WHISPER it, but the best days of winter may be just around the corner.
We've had some fine days since the turn of the year but the lack of consistency has been frustrating. The weather windows have been open for relatively short periods. High winds have been the driving force, with sunshine and blue sky days few and far between.
That could be about to change. An event known as sudden stratospheric warming is taking place over the North Pole. Temperatures have risen 40 degrees in the last few days. It's gone from -75 to -35. The Arctic air mass appears to have split and blocks of polar air are being driven southwards.
The most likely result is that it will become much colder for the end of February and the beginning of March. And, of course, it offers the chance for the Daily Express to scream 'White Hell' once again.

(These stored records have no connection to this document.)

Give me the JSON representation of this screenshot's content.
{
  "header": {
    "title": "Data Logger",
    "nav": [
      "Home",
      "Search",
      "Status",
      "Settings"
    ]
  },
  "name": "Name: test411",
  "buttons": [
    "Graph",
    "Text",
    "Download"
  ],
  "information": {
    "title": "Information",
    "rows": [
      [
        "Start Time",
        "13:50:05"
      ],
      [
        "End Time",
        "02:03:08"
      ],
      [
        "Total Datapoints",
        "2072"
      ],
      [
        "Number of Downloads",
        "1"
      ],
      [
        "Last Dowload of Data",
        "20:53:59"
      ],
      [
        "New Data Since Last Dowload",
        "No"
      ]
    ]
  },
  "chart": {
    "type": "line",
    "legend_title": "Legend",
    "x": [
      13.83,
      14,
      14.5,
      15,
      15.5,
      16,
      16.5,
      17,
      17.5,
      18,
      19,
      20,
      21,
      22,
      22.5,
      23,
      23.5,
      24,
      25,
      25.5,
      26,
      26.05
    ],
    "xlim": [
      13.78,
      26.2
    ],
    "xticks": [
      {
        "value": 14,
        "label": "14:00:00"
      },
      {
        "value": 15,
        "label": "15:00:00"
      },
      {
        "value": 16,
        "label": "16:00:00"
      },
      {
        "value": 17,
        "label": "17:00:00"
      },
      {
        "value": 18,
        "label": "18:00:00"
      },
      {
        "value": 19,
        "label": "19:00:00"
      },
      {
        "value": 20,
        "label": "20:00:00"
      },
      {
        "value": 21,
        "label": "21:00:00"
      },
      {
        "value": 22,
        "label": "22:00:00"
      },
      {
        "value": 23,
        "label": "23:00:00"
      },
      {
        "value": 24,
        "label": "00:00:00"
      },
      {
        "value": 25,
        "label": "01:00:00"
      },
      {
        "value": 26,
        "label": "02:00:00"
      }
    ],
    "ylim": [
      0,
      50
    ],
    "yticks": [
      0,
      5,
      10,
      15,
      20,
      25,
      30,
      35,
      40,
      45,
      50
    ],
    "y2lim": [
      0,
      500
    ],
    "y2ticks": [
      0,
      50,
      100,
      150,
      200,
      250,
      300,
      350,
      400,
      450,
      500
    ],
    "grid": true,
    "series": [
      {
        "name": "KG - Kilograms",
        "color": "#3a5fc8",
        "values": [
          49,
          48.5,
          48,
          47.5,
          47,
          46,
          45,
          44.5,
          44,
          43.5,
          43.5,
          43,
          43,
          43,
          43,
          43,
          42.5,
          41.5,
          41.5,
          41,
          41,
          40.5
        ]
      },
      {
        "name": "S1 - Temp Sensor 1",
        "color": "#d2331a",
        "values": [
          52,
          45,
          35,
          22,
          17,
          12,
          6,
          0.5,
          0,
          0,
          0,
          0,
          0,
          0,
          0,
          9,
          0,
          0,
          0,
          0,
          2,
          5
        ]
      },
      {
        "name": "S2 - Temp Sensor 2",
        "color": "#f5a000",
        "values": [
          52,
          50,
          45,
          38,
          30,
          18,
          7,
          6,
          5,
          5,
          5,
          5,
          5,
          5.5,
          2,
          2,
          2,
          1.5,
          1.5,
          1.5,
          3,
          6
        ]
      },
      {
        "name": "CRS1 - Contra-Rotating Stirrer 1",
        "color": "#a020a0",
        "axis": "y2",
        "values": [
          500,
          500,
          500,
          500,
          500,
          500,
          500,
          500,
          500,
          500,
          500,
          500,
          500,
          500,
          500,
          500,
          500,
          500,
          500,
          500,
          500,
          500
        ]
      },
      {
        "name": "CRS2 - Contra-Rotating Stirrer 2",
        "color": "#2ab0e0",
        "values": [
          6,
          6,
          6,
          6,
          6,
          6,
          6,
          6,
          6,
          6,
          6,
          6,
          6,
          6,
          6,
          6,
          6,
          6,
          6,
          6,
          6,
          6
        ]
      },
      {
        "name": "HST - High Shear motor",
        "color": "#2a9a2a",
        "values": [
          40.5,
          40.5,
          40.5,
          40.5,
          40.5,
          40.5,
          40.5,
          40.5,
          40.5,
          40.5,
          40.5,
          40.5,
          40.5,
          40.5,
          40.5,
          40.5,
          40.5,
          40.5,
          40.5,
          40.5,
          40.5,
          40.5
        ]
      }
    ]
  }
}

This reversal of fortune in the polar cycle usually means easterly air flows which drag in our weather from Siberia and Norway, and the likelihood of big high pressure systems bringing more settled conditions, dry, clear and cold with overnight frosts.
The chance of having three or four days in a row with favourable weather is a winter mountaineer's dream. The biting cold is a minor irritation when you can see forever, and these days of near perfection are the ones that stick in the memory.
A cold settling of the weather gives the snow the chance to firm up, making for easier movement with crampons rather than the uneven and unpredictable manner of walking through deep, soft drifts one minute and over rock-solid slopes the next.
The change to calmer conditions will also be welcome for our mountain rescue teams who have been battling challenging conditions in the continuing search for three missing walkers.
There have already been more avalanches in our mountains than last year, and this constant danger has hampered the search missions. At times, it is simply too perilous to carry on.
Walking blind on a high, snow-covered plateau is bad enough, but when you are being constantly battered by gale-force winds the chances of a serious mishap are multiplied.
The wind drains strength fast. It becomes difficult to stick to any kind of consistent course no matter how accurate you think your readings are. Straying off course, even by only a metre or two, can lead on to dangerous ground.
There are always going to be accidents. We have to make sure our hill skills are fit for purpose and cut the risks as much as possible. There is no lack of information and advice out there and there is plenty of choice to enrol for winter skills and navigation courses.
Back in the day, our winter skills were mainly self-taught or picked up from older, wiser heads on the hill.
On one occasion, I was teaching a friend how to make an ice axe arrest when it went wrong. He felt it wasn't biting fast enough so pulled it out and tried to replant it. Big mistake. He went into a spin with the axe underneath him.
He got quite a scare so we called a halt for the day. It later turned out he had broken his wrist. He got a D- for that one but at least a vital lesson had been learned and no real damage done.
Mishaps are not confined to the high places. The ground at low level can often be hazardous with rutted tracks and ice-covered paths, hence the increased use of micro spikes.
On an outing with our mountain club last weekend, one member had to be taken to hospital after a fall left her with a broken wrist. She had already been to the top of the hill without incident and was on the way down below the snowline when she slipped.
We are lucky in this country to have so many dedicated individuals willing to devote their skills and time to ensuring our mountain days are as safe as possible.
Let's continue to support them in any way we can and let's hope their current efforts come to the best possible conclusion.